Legislation introducing plain packaging for tobacco products has passed its first reading in Parliament.
However it won't be passed into law until action taken by tobacco companies against similar Australian legislation has been resolved.
Associate health minister Tariana Turia is in charge of the bill and disagrees with that approach, saying it should become law as soon as possible.
Mrs Turia, the co-leader of the Maori Party, told Parliament on Tuesday night the move is about getting rid of tobacco branding.
"The decision to introduce plain packaging for tobacco products in New Zealand is all about the branding. It takes away the last means of promoting tobacco as a desirable product.
"When tobacco manufacturers push tobacco, they are not simply selling a stick of nicotine, they are selling status, social acceptance and adventure."
The only party to oppose the bill was ACT. Its MP, John Banks, told the House it would be more honourable to pass legislation banning tobacco altogether, as this bill inhibits companies from carrying out their lawful business.
The bill will now go to a select committee for public submissions.
Earlier, Prime Minister John Key said the Government intended to only pass the bill through its first reading and then put it on hold.
"I don't really see the point in us finally passing the legislation until we see exactly what happens in the Australian court case. We have a slightly different system, but there might just be some learnings and if there are learnings out of that, it would be sensible to potentially incorporate those in either our legislation or avoid some significant costs."

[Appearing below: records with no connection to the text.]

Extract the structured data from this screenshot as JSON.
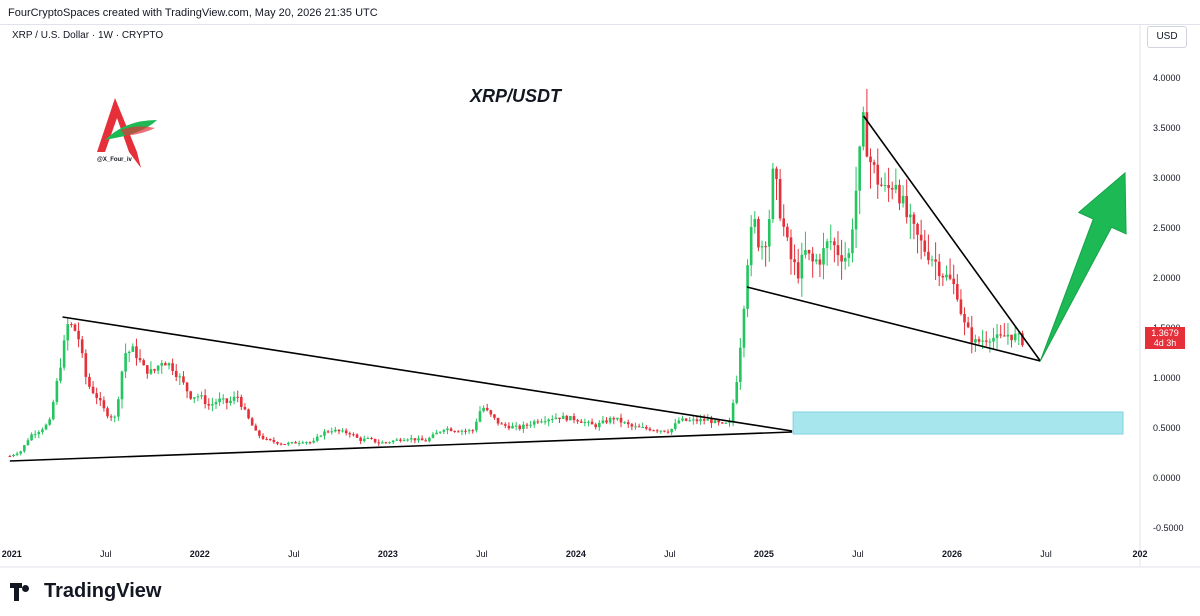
{
  "header": {
    "text": "FourCryptoSpaces created with TradingView.com, May 20, 2026 21:35 UTC"
  },
  "symbol": {
    "text": "XRP / U.S. Dollar · 1W · CRYPTO"
  },
  "currency_button": {
    "label": "USD"
  },
  "watermark": {
    "handle": "@X_Four_iv"
  },
  "price_badge": {
    "price": "1.3679",
    "countdown": "4d 3h"
  },
  "footer": {
    "brand": "TradingView"
  },
  "colors": {
    "up": "#22c55e",
    "down": "#e5303a",
    "zone": "#a8e6ee",
    "arrow": "#1db954",
    "line": "#000000"
  },
  "chart_data": {
    "type": "candlestick",
    "title": "XRP/USDT",
    "y_ticks": [
      "4.0000",
      "3.5000",
      "3.0000",
      "2.5000",
      "2.0000",
      "1.5000",
      "1.0000",
      "0.5000",
      "0.0000",
      "-0.5000"
    ],
    "y_tick_values": [
      4.0,
      3.5,
      3.0,
      2.5,
      2.0,
      1.5,
      1.0,
      0.5,
      0.0,
      -0.5
    ],
    "x_ticks": [
      {
        "label": "2021",
        "t": 2021.0,
        "bold": true
      },
      {
        "label": "Jul",
        "t": 2021.5,
        "bold": false
      },
      {
        "label": "2022",
        "t": 2022.0,
        "bold": true
      },
      {
        "label": "Jul",
        "t": 2022.5,
        "bold": false
      },
      {
        "label": "2023",
        "t": 2023.0,
        "bold": true
      },
      {
        "label": "Jul",
        "t": 2023.5,
        "bold": false
      },
      {
        "label": "2024",
        "t": 2024.0,
        "bold": true
      },
      {
        "label": "Jul",
        "t": 2024.5,
        "bold": false
      },
      {
        "label": "2025",
        "t": 2025.0,
        "bold": true
      },
      {
        "label": "Jul",
        "t": 2025.5,
        "bold": false
      },
      {
        "label": "2026",
        "t": 2026.0,
        "bold": true
      },
      {
        "label": "Jul",
        "t": 2026.5,
        "bold": false
      },
      {
        "label": "202",
        "t": 2027.0,
        "bold": true
      }
    ],
    "price_path": [
      [
        2020.99,
        0.22
      ],
      [
        2021.05,
        0.27
      ],
      [
        2021.1,
        0.43
      ],
      [
        2021.15,
        0.48
      ],
      [
        2021.2,
        0.55
      ],
      [
        2021.25,
        1.05
      ],
      [
        2021.3,
        1.55
      ],
      [
        2021.35,
        1.45
      ],
      [
        2021.4,
        0.95
      ],
      [
        2021.45,
        0.82
      ],
      [
        2021.5,
        0.65
      ],
      [
        2021.55,
        0.6
      ],
      [
        2021.6,
        1.25
      ],
      [
        2021.65,
        1.28
      ],
      [
        2021.7,
        1.1
      ],
      [
        2021.75,
        1.05
      ],
      [
        2021.8,
        1.18
      ],
      [
        2021.85,
        1.12
      ],
      [
        2021.9,
        0.98
      ],
      [
        2021.95,
        0.82
      ],
      [
        2022.0,
        0.82
      ],
      [
        2022.05,
        0.72
      ],
      [
        2022.1,
        0.78
      ],
      [
        2022.15,
        0.75
      ],
      [
        2022.2,
        0.82
      ],
      [
        2022.25,
        0.62
      ],
      [
        2022.3,
        0.45
      ],
      [
        2022.35,
        0.38
      ],
      [
        2022.4,
        0.36
      ],
      [
        2022.45,
        0.34
      ],
      [
        2022.5,
        0.35
      ],
      [
        2022.55,
        0.37
      ],
      [
        2022.6,
        0.35
      ],
      [
        2022.65,
        0.45
      ],
      [
        2022.7,
        0.48
      ],
      [
        2022.75,
        0.46
      ],
      [
        2022.8,
        0.45
      ],
      [
        2022.85,
        0.38
      ],
      [
        2022.9,
        0.39
      ],
      [
        2022.95,
        0.35
      ],
      [
        2023.0,
        0.36
      ],
      [
        2023.1,
        0.4
      ],
      [
        2023.2,
        0.37
      ],
      [
        2023.3,
        0.5
      ],
      [
        2023.35,
        0.48
      ],
      [
        2023.45,
        0.47
      ],
      [
        2023.5,
        0.72
      ],
      [
        2023.55,
        0.62
      ],
      [
        2023.6,
        0.53
      ],
      [
        2023.7,
        0.5
      ],
      [
        2023.8,
        0.58
      ],
      [
        2023.9,
        0.61
      ],
      [
        2024.0,
        0.59
      ],
      [
        2024.1,
        0.52
      ],
      [
        2024.2,
        0.6
      ],
      [
        2024.3,
        0.51
      ],
      [
        2024.4,
        0.49
      ],
      [
        2024.5,
        0.47
      ],
      [
        2024.55,
        0.58
      ],
      [
        2024.6,
        0.57
      ],
      [
        2024.7,
        0.58
      ],
      [
        2024.75,
        0.55
      ],
      [
        2024.78,
        0.53
      ],
      [
        2024.82,
        0.55
      ],
      [
        2024.86,
        1.05
      ],
      [
        2024.88,
        1.45
      ],
      [
        2024.9,
        1.9
      ],
      [
        2024.92,
        2.35
      ],
      [
        2024.95,
        2.55
      ],
      [
        2024.98,
        2.3
      ],
      [
        2025.02,
        2.45
      ],
      [
        2025.05,
        3.05
      ],
      [
        2025.08,
        2.75
      ],
      [
        2025.11,
        2.45
      ],
      [
        2025.14,
        2.2
      ],
      [
        2025.18,
        2.05
      ],
      [
        2025.22,
        2.25
      ],
      [
        2025.26,
        2.15
      ],
      [
        2025.3,
        2.2
      ],
      [
        2025.35,
        2.38
      ],
      [
        2025.4,
        2.25
      ],
      [
        2025.45,
        2.2
      ],
      [
        2025.5,
        3.05
      ],
      [
        2025.53,
        3.55
      ],
      [
        2025.56,
        3.2
      ],
      [
        2025.6,
        3.0
      ],
      [
        2025.65,
        2.85
      ],
      [
        2025.7,
        3.0
      ],
      [
        2025.75,
        2.65
      ],
      [
        2025.8,
        2.45
      ],
      [
        2025.85,
        2.3
      ],
      [
        2025.9,
        2.2
      ],
      [
        2025.95,
        2.05
      ],
      [
        2026.0,
        1.95
      ],
      [
        2026.03,
        1.85
      ],
      [
        2026.06,
        1.55
      ],
      [
        2026.09,
        1.45
      ],
      [
        2026.12,
        1.35
      ],
      [
        2026.16,
        1.38
      ],
      [
        2026.2,
        1.42
      ],
      [
        2026.25,
        1.38
      ],
      [
        2026.3,
        1.44
      ],
      [
        2026.35,
        1.4
      ],
      [
        2026.38,
        1.37
      ]
    ],
    "trendlines": [
      {
        "name": "upper-triangle-line",
        "from": [
          2021.27,
          1.61
        ],
        "to": [
          2025.15,
          0.47
        ]
      },
      {
        "name": "lower-triangle-line",
        "from": [
          2020.99,
          0.17
        ],
        "to": [
          2025.15,
          0.46
        ]
      },
      {
        "name": "wedge-upper-line",
        "from": [
          2025.53,
          3.62
        ],
        "to": [
          2026.47,
          1.17
        ]
      },
      {
        "name": "wedge-lower-line",
        "from": [
          2024.91,
          1.91
        ],
        "to": [
          2026.47,
          1.17
        ]
      }
    ],
    "zone": {
      "from_t": 2025.15,
      "to_t": 2027.0,
      "from_price": 0.44,
      "to_price": 0.66
    },
    "projection_arrow": {
      "from": [
        2026.47,
        1.17
      ],
      "to": [
        2026.92,
        3.05
      ]
    },
    "ylim": [
      -0.62,
      4.3
    ],
    "xlim": [
      2020.98,
      2027.0
    ],
    "grid": false
  }
}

But Tariana Turia said she didn't know why the Government needed to wait.
"Our legislation's quite different, the rules around tobacco are quite different, and there is still a brand on these cigarettes, so I don't know what the delay would be. We've got thirteen people who die a day in this country, five thousand a year - why would we wait?"
The Labour Party has urged the Government to pass the legislation into law before the Trans-Pacific Partnership free-trade agreement is signed.
Leader David Cunliffe believed New Zealand should take a stronger stance than waiting for an Australian court.
"I think that's regrettable, I think the best way through this would be for New Zealand to take a very clear an upfront position on plain packaging."
Mr Cunliffe said if the plain packaging regulations were in place before the Trans-Pacific Partnerhsip deal takes effect, then it would be less likely to be retrospective.
"Imagine the difficulty of signing a retrospective instrument which gave corporates the right to sue the New Zealand Government.
"If we have a legitimate health regulatory policy step, then we should pursue it in the public interest. The Government should not be running scared of tobacco interests because they're worried about being sued."